For the first time since 1956 there was no mechanical-lifter engine offered for the Corvette. Instead, buyers could only choose from three hydraulic-lifter models. These engines came in the form of the base 350 RPO L48 which sputtered out a meek 190 bhp, and uprated L82 small black with 250 bhp, and a 454 that was advertised at 270 bhp. Though not the engines of old, there was little that the engineers at GM could do.
Though the output of horsepower was indeed small by Corvette standards they were still as much or more than other foreign name plate competitors. In fact, the 1973 Vette boasted a 15 second quarter mile run which was virtually identical to such names as the Porsche 911E and the DeTomaso Pantera, both of which cost almost twice as much as the Vette.

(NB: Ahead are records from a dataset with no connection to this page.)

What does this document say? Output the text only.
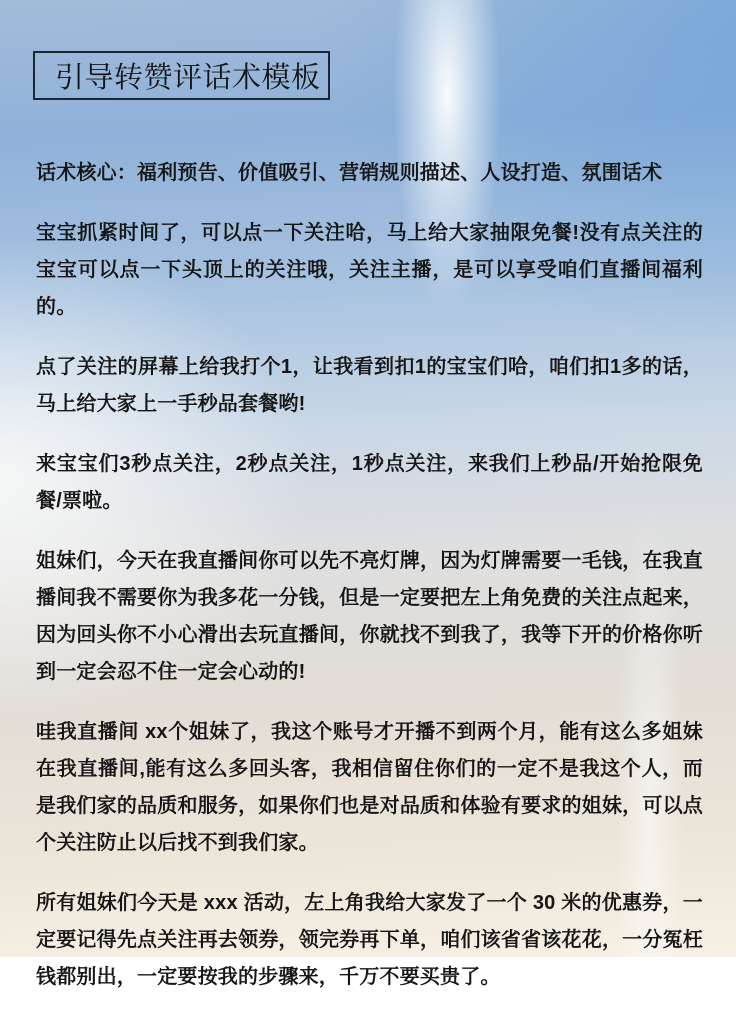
引导转赞评话术模板

话术核心：福利预告、价值吸引、营销规则描述、人设打造、氛围话术

宝宝抓紧时间了，可以点一下关注哈，马上给大家抽限免餐!没有点关注的宝宝可以点一下头顶上的关注哦，关注主播，是可以享受咱们直播间福利的。

点了关注的屏幕上给我打个1，让我看到扣1的宝宝们哈，咱们扣1多的话，马上给大家上一手秒品套餐哟!

来宝宝们3秒点关注，2秒点关注，1秒点关注，来我们上秒品/开始抢限免餐/票啦。

姐妹们，今天在我直播间你可以先不亮灯牌，因为灯牌需要一毛钱，在我直播间我不需要你为我多花一分钱，但是一定要把左上角免费的关注点起来，因为回头你不小心滑出去玩直播间，你就找不到我了，我等下开的价格你听到一定会忍不住一定会心动的!

哇我直播间 xx个姐妹了，我这个账号才开播不到两个月，能有这么多姐妹在我直播间,能有这么多回头客，我相信留住你们的一定不是我这个人，而是我们家的品质和服务，如果你们也是对品质和体验有要求的姐妹，可以点个关注防止以后找不到我们家。

所有姐妹们今天是 xxx 活动，左上角我给大家发了一个 30 米的优惠券，一定要记得先点关注再去领券，领完券再下单，咱们该省省该花花，一分冤枉钱都别出，一定要按我的步骤来，千万不要买贵了。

What did come with a welcomed change for the 1973 version of the Shark was the first major appearance change since 1968. Some of the more noticeable changes were:
- New Front: Both the coupe and convertible for the 1972 model received an updated nose treatment.
- New Bumper: As per a new mandate that made all cars have a front bumper that was rated at a five miles per hour impact protection, the Corvette answered with style. A steel bumper was covered by urethane and then painted to match the color of the Corvette. This added only two overall inches to the length and only about 35 pounds to the total weight. It was not as noticeable as many of the other cars that were being driven in the day and the best part was that the bumper of the 1973 Corvette would bounce back to form in almost any parking lot scuffle that occurred.
- Safety Enhancements: The 1973 Corvette was also made safer by way of steel beams that were added inside of each door. This new Federal mandate helped to protect occupants that were riding in the car.
- Better Tires: Standard radial-ply tires would soon be Federally mandated but the 1973 Vette featured them before the mandate ever took place. The radials offered better wet grip for the Corvette as well as an overall better tread life. All this with added stability to boot.
For its continuation to the power loss side, GM combated the Feds with a better looking and better handling car with the 1973 Corvette. Though the days of huge engines were gone for time being, there was still no mistaking the pure joy that was felt when driving around in a Corvette. At a base price of just over $5,500, the 1973 Corvette held its own in the sales department and thanks to some clever redesigning and engineering it too represented another successful year for the iconic sports car.